In the Table Settings page, define the table’s Replication Method and, if using Key-based Incremental Replication, its Replication Key.
- Repeat this process for every table you want to replicate.
Initial and historical replication jobs
After you finish setting up SQL Server RDS, its Sync Status may show as Pending on either the Stitch Dashboard or in the Integration Details page.
For a new integration, a Pending status indicates that Stitch is in the process of scheduling the initial replication job for the integration. This may take some time to complete.
Free historical data loads
The first seven days of replication, beginning when data is first replicated, are free. Rows replicated from the new integration during this time won’t count towards your quota. Stitch offers this as a way of testing new integrations, measuring usage, and ensuring historical data volumes don’t quickly consume your quota.
Extracting data from SQL Server RDS
When you connect a database as an input, Stitch only needs read-only access to the databases, tables, and columns you want to replicate. There are two processes Stitch runs during the Extraction phase of the replication process: a structure sync and a data sync.
Structure sync queries
The first part of the replication process is called a structure sync.
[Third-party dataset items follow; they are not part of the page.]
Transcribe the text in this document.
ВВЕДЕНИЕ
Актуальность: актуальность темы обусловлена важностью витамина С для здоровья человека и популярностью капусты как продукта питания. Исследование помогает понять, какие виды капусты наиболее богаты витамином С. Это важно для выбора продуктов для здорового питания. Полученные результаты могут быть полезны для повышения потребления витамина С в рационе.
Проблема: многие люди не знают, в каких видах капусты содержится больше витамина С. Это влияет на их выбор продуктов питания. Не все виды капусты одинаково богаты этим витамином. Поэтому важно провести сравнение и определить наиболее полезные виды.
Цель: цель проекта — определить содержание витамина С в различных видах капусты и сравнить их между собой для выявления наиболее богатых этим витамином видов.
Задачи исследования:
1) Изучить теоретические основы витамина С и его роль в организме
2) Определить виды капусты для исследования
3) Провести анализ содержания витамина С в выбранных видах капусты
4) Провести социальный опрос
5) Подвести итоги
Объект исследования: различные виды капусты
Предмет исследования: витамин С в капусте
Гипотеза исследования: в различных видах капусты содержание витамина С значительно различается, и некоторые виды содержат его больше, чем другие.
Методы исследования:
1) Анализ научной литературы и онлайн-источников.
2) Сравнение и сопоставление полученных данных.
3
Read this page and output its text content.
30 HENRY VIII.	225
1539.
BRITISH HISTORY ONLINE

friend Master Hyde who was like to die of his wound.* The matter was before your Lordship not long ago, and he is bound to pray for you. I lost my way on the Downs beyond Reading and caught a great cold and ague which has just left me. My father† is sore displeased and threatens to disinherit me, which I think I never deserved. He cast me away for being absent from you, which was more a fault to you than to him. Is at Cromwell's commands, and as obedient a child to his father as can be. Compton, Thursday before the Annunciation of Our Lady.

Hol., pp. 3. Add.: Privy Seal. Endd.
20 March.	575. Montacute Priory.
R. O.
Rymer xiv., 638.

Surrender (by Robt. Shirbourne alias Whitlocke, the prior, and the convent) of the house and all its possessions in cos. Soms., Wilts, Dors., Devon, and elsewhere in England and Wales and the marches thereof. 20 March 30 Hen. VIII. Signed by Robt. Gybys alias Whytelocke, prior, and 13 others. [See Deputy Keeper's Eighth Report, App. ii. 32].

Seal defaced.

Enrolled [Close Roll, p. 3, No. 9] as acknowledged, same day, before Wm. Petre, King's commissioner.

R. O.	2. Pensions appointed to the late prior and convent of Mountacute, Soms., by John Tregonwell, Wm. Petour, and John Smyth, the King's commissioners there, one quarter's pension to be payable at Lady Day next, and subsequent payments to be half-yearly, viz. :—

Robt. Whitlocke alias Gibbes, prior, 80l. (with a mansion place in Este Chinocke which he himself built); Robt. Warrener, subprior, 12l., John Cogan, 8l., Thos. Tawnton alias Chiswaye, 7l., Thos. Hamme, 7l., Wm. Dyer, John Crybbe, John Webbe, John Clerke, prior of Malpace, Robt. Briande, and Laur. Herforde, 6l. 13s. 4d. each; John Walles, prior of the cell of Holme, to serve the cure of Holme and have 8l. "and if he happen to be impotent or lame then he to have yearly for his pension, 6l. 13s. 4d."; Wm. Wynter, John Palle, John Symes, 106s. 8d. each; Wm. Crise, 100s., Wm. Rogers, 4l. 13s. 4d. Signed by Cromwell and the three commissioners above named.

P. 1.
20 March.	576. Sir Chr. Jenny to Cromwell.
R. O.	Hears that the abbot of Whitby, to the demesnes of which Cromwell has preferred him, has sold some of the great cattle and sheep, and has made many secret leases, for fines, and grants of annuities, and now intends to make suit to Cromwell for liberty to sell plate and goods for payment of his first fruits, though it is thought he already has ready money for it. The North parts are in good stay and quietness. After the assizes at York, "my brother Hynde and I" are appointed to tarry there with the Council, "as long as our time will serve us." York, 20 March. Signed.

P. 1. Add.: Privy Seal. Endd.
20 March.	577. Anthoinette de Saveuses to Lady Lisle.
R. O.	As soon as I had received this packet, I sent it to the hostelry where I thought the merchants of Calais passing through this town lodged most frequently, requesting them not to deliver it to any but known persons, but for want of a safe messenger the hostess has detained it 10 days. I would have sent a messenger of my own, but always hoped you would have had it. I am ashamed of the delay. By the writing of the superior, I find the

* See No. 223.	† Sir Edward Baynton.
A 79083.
This process will detect any changes to the structure of your database. For example: a new column is added to one of the tables you’re syncing in Stitch.
To perform a structure sync, Stitch runs queries on the
partitions tables in the
Data sync queries
The second step in the Extraction phase is called a data sync. This is where Stitch extracts data and replicates it. The method Stitch uses is the same for all databases, but differs depending on the Replication Method that each table uses.
Key-based Incremental Replication
For tables using Key-based Incremental Replication, Stitch runs a single query and reads out of the associated cursor in batches:
SELECT column_a, column_b <,...> FROM table_a WHERE replication_key_column >= 'last_maximum_replication_key_value' ORDER BY replication_key_column
Full Table Replication
For tables using Full Table Replication, Stitch runs a single query and reads out of the resulting cursor in batches:
SELECT column_a, column_b <,...> FROM table_a
While we make every effort to ensure the queries that Stitch executes don’t impart significant load on your databases, we still have some recommendations for guaranteeing database performance:
- Use a replica database instead of connecting directly. We recommend using read replicas in lieu of directly connecting production databases with high availability and performance requirements.
- Apply indexes to Replication Key columns. We restrict and order our replication queries by this column, so applying an index to the columns you’re using as Replication Keys can improve performance.